I wish to use the term "monograph" more technically. For me, a book is aimed at the broadest possible audience within a field and deals with general theoretical issues or offers a general explanation of a broad issue. A monograph has a more specific purpose. Understood this way, the monograph is in crisis, for the kind of work I am concerned about has virtually disappeared.
[3]In effect, the social and natural sciences skip a step in scholarly discourse, because they do not have to argue the validity of their evidence; they can explain how the data was collected and move quickly on to its meaning. Moreover, in the social sciences the data is usually collected by someone other than the scholar--by a governmental agency or polling organization--while in the natural sciences the data is compiled from many laboratories.
[4]In thinking about this dichotomy in the humanistic tradition, I am tempted to argue that we should define the humanities as descriptive and explanatory--i.e. scientific--and call the moral-political tradition something else. However, this is an argument for a very different paper.
[5]On the history of the curricular manifestation of European (western) universalism, see W.B. Carnochan, The Battleground of the Curriculum: Liberal Education and American Experience (Stanford Univ. Press, Palo Alto 1993).

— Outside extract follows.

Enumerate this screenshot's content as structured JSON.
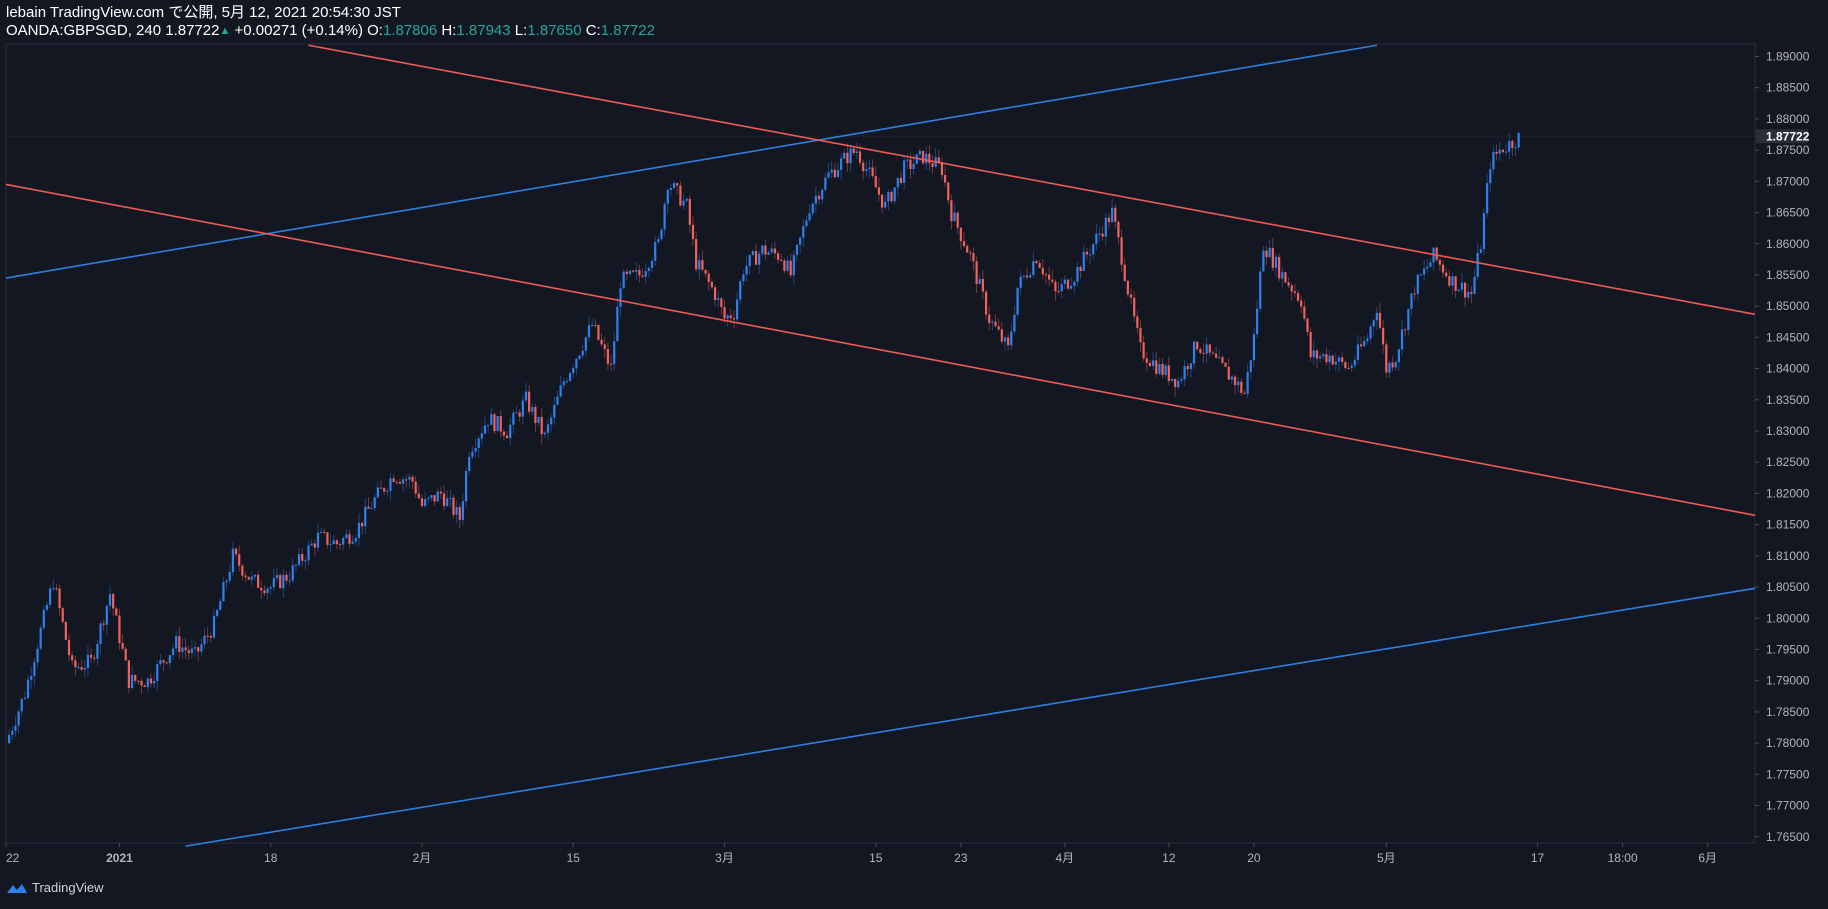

[6]It could also be a political statement. In a paper I gave at the ACLS meeting in spring 1997, "Taking the Humanities Off Life Support," I began, as I see it now, to develop an argument that the scientific tradition in the humanities justifies the role of the humanities in the university. The university is based on the rationalist tradition that evolved into the scientific tradition. I think that one of the reasons why so many scientists, social scientists, and other members of the academy have made a sport of attacking or disparaging the humanities is that they perceive the humanities as having abandoned the scientific, inductive, tradition. The ACLS will publish my talk along with others delivered at the meeting in one of its occasional papers.
[7]On this point, I was scooped by the Chronicle article by K.J. Winkler, cited in note 1 above.